Private bathrooms no more

Langley’s bathrooms are once again locked – open.

Private+bathrooms+no+more

They’ve tried locking and closing the doors. They’ve tried stationing security guards inside. Now, Langley is taking the next step to prevent the rampant property destruction of the school’s bathrooms: during the first week of March, all of the boys’ bathrooms were opened and locked in the open position in order to deter students from vandalizing school property inside.

“Kids have been going into the bathrooms and tearing down towel dispensers, defacing stalls with racist imagery, and purposely making the toilets overflow,” School Resource Officer John Thomas said. “All in all, it’s thousands of dollars in damage.”

Though the reasoning is valid, some Langley students are taking issue with the implications: “it’s intrusive,” senior Pierre Quan said of the open-door policy. “Some of [the bathrooms] have s-curves, thankfully, but others don’t and I think it’s excessive.”

Whisperings of sexism have been making their way through the school, but Thomas quickly dispelled them: “it has nothing to do with boys vs. girls… we have not had one single instance of property destruction in girls’ bathrooms.
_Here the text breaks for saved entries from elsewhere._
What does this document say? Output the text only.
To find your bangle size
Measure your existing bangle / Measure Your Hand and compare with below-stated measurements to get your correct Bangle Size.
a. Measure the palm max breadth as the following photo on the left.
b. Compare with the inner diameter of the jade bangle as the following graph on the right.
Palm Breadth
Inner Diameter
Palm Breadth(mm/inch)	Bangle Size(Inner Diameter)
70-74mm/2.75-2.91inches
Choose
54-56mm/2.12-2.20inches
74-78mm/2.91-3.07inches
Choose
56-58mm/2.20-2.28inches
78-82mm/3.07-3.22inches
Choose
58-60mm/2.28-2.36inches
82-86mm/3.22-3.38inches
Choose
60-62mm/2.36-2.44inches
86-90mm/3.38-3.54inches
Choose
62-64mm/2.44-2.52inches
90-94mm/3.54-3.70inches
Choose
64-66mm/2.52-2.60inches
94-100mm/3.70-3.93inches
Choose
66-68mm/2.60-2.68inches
Not one,” Thomas said.

Shortly thereafter, the girls’ bathroom doors were permanently opened as well to address complaints of inequality. “I understand the argument for opening the girls’ doors, but I do not think doing so is fair,” senior Valerie Templin said. “Punishing girls for something beyond their control is unjustifiable… it feels like somebody’s always watching, or that privacy is a privilege.”

As a whole, Langley students have mostly not taken the rule adjustment well. “The decision to open the bathroom doors has (negatively) impacted the faculty-student relationship,” Templin said. “I find it discouraging that some students vandalized our new and expensive school, but also the administration’s decision to punish everyone.”

Collective punishment is nothing new to Langley’s upperclassmen: “Concerning privacy, [locking the doors open] is a pretty uncomfortable way to try and solve the problem,” Quan said, “especially if you’re one of the many students who had nothing to do with it in the first place.”

“People (again) are being mislabeled and unjustly punished, which has led to a general lack of respect for everyone involved,” Templin said.

Unfortunately, an unpopular and controversial solution may just be the only solution. “Ultimately, I get why [the administration] is doing this,” Quan said. “Property is being destroyed, and this is the best way to prevent it – besides putting cameras in the bathrooms, which obviously isn’t an option.”

“Either we open the bathroom doors, or we have to do something else that’s much less efficient, like having staff on bathroom duty – and what kind of job would that be?” Thomas said. “[Opening the doors] is just the simplest way to make sure that nothing is being broken. It has to be done; some of that equipment is expensive. And while we’d like to avoid the cost, the people who really end up paying for students’ misuse of the bathrooms are the janitors.”

“The school has definitely found a way to reduce property destruction, but at the cost of students’ sense of privacy,” Quan said. “Hopefully the administration can talk with the students and try to work out some sort of compromise.”